A friend who prayed for my dad volunteered to watch our kids. She showed up promptly at 8am and stayed not only during the funeral, but also all afternoon so my husband and I could return to the hospital. It was a long, but good day. This friend served our family and loved us well. We are so grateful and recognize the provision of God through her. We were able to be fully present for all in our family who needed us, we were able to grieve without being brave for our kids, and our kids were poured into by her.

My dad is home and recovering well.

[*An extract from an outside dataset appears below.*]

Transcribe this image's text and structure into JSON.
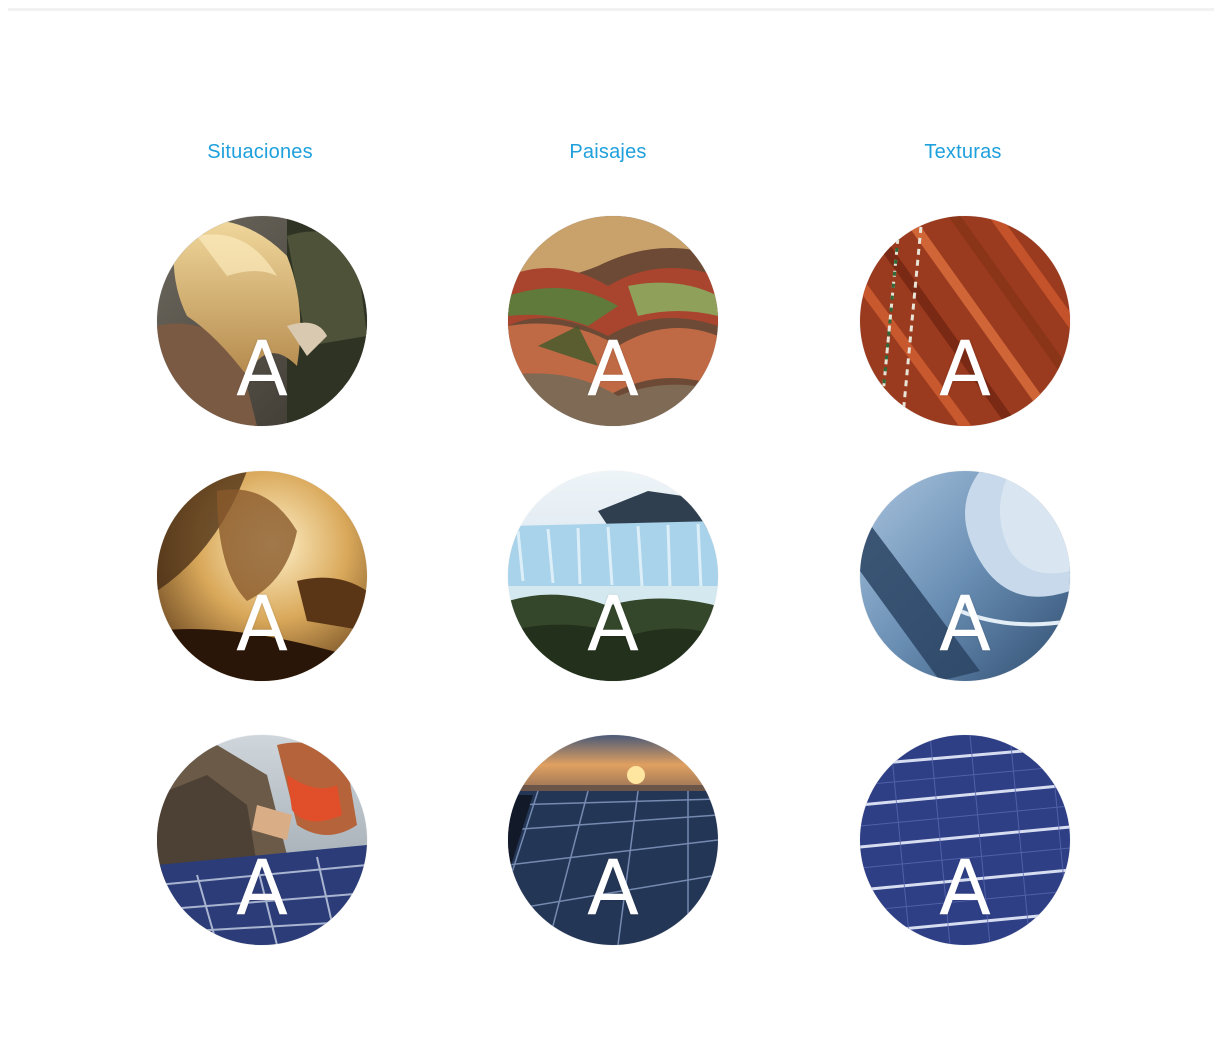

Grandma is being missed but in light of the truth that she lives in eternity. Our out-of-town family has returned home. I still cannot believe all that happened in just under 2 weeks. We are all trying to get some rest and I am spending today reflecting on what has transpired.

I pray the rest of this year is filled with life and is less eventful than it has begun. But, I can tell you with confidence that the past two weeks have deepened my faith, my trust and my reliance on God. He showed up in mighty ways and these are just the tip of those ways that I could put into words. In truth, it’s all much deeper than all this.

I’ll leave you with this – God is good, all the time.